Still, it doesn’t help to have a scandal involving one of those few days when the world pays attention. But this is where the industry finds itself after Kentucky Derby winner Medina Spirit tested positive for an anti-inflammatory steroid, and his trainer, Bob Baffert, was suspended indefinitely from Churchill Downs.
Baffert proclaimed his innocence, but one wonders how many times he’s going to get to cry wolf. Baffert fought off a suspension in Arkansas last year when his horses tested positive for the painkiller lidocaine. He was able to duck that by claiming the lidocaine had gotten into their systems through a patch his assistant was wearing after breaking his pelvis. Whose pelvis is Baffert going to break now?
Stories of trainers drugging or dosing their horses are as old as racing itself, but they take on a new tone when it’s Bob Baffert, racing’s most famous and successful trainer, and perhaps its most famous personality. And even more so when it’s his second scandal in a couple years. If Baffert isn’t seen as clean, who would be? Baffert’s stable is, of course, dozens of horses big and he doesn’t personally oversee every single one of them every day. But it’s hard to believe one of his hands went rogue one day, and even if that were the case the buck still stops with Baffert himself.
Baffert is hardly alone of course. Find a leading trainer and you’ll find some sort of fine or suspension in his past. Steve Asmussen has a couple on his resume. Brad Cox had one in 2014. Todd Pletcher has multiple offenses as well. Doug O’Neill has been called “Drug O’Neill” forever. This list could go on. And these are the biggest trainers at the biggest tracks in the country. God knows what you’d find at the lesser circuits.
Part of this stems from horse racing’s inability, through its entire existence, to construct a national board and ruling body. Every state has its own board and its own guidelines for everything, with trainers and owners ducking and weaving between all the differences. There are too many vested interests now for that national board to ever come into being, if the industry actually had the competence to figure out how. Which it most certainly does not.
While on the surface it sounds bad that the sport’s leading figure is now facing claims of cheating for the second time in recent history, how much damage it will do to horse racing is up for debate. Dedicated observers and bettors, however many are left, have always just assumed dirty shit was going on in the backstretch. Those who drop in for the big days — the Triple Crown, the Breeders Cup — aren’t going to care enough to stop having their days out. Those hats only fit at certain events, after all. Especially as sports gambling becomes more and more accepted and popular, and perhaps moves more toward the ponies.

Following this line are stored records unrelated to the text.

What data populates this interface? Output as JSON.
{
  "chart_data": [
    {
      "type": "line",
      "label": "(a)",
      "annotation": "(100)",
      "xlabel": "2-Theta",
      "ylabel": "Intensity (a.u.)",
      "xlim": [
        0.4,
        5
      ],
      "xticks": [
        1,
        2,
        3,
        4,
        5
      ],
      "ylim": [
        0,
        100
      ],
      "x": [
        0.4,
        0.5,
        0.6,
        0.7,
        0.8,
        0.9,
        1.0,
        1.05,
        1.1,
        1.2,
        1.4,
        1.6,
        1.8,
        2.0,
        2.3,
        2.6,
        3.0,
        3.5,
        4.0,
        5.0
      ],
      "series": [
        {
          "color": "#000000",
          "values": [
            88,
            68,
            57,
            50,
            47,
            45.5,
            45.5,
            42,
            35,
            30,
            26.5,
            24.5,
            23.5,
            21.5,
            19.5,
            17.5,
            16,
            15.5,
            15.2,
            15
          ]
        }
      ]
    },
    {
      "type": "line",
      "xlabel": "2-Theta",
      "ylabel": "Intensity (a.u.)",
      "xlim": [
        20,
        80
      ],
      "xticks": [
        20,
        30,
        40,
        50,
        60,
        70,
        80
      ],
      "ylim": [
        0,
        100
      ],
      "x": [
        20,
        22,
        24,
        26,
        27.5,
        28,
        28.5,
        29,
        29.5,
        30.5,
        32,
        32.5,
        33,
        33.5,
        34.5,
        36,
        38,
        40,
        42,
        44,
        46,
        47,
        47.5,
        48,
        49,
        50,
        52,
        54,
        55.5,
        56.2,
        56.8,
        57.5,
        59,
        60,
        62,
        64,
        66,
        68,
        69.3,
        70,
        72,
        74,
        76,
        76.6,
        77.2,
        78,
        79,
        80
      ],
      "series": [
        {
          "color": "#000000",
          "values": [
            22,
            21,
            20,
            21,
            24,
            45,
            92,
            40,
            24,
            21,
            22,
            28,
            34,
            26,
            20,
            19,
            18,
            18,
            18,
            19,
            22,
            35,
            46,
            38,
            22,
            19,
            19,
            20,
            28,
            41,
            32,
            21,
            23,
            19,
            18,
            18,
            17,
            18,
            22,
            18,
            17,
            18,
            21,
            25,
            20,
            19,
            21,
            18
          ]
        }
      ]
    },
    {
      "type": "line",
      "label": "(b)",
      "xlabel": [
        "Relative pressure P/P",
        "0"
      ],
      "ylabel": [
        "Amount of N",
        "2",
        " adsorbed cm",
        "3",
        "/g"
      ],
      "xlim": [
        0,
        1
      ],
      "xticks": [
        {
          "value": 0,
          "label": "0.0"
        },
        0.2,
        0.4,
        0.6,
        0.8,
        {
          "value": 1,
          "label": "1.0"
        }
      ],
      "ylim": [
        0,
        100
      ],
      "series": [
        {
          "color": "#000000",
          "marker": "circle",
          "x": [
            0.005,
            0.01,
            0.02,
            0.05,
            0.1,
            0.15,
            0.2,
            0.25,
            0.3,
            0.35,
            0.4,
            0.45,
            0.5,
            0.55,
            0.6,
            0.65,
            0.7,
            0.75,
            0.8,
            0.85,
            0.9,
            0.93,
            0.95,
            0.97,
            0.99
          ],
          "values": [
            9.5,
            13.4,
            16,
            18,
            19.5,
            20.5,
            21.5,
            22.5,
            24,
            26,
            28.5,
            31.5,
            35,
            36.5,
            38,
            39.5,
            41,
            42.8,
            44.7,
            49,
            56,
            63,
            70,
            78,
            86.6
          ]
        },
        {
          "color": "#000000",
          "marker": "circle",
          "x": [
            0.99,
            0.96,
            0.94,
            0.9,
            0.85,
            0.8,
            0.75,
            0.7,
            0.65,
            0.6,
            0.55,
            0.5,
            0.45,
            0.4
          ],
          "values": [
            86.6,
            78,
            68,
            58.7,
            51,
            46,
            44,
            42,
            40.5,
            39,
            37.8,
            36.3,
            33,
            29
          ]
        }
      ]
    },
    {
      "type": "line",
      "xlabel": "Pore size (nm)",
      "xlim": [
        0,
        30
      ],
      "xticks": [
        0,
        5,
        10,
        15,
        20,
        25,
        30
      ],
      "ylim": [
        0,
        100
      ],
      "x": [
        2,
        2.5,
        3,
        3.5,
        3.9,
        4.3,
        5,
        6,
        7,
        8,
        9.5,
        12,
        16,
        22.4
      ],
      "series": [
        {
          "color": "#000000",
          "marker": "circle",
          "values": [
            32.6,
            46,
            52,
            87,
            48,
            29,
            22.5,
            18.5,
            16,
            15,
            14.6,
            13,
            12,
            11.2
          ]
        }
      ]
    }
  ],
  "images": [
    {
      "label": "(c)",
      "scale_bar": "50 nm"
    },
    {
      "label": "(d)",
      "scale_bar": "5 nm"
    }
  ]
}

The use of various anti-inflammatories and painkillers may just be a necessary evil in a field where horses have been bred to be faster and faster, but also more and more fragile. Rarely do the best horses get past their age-3 racing season, at least the top ones, nor do they rack up more than 10 or 12 races before being shuttled off to various breeding farms to produce faster and more fragile horses. Durability isn’t a prized feature in the race breeding world. Speed is. Not only does it rob the sport of long careers of horses who could perhaps get anyone to pay attention between May and October, but it makes those horses rarer. But with the money available for retiring a horse to stud, you can hardly blame anyone for taking it.
It’s another black eye for horse racing, no matter how Baffert finds a way to get out of this one. But maybe racing is just out of eyes to darken at this point.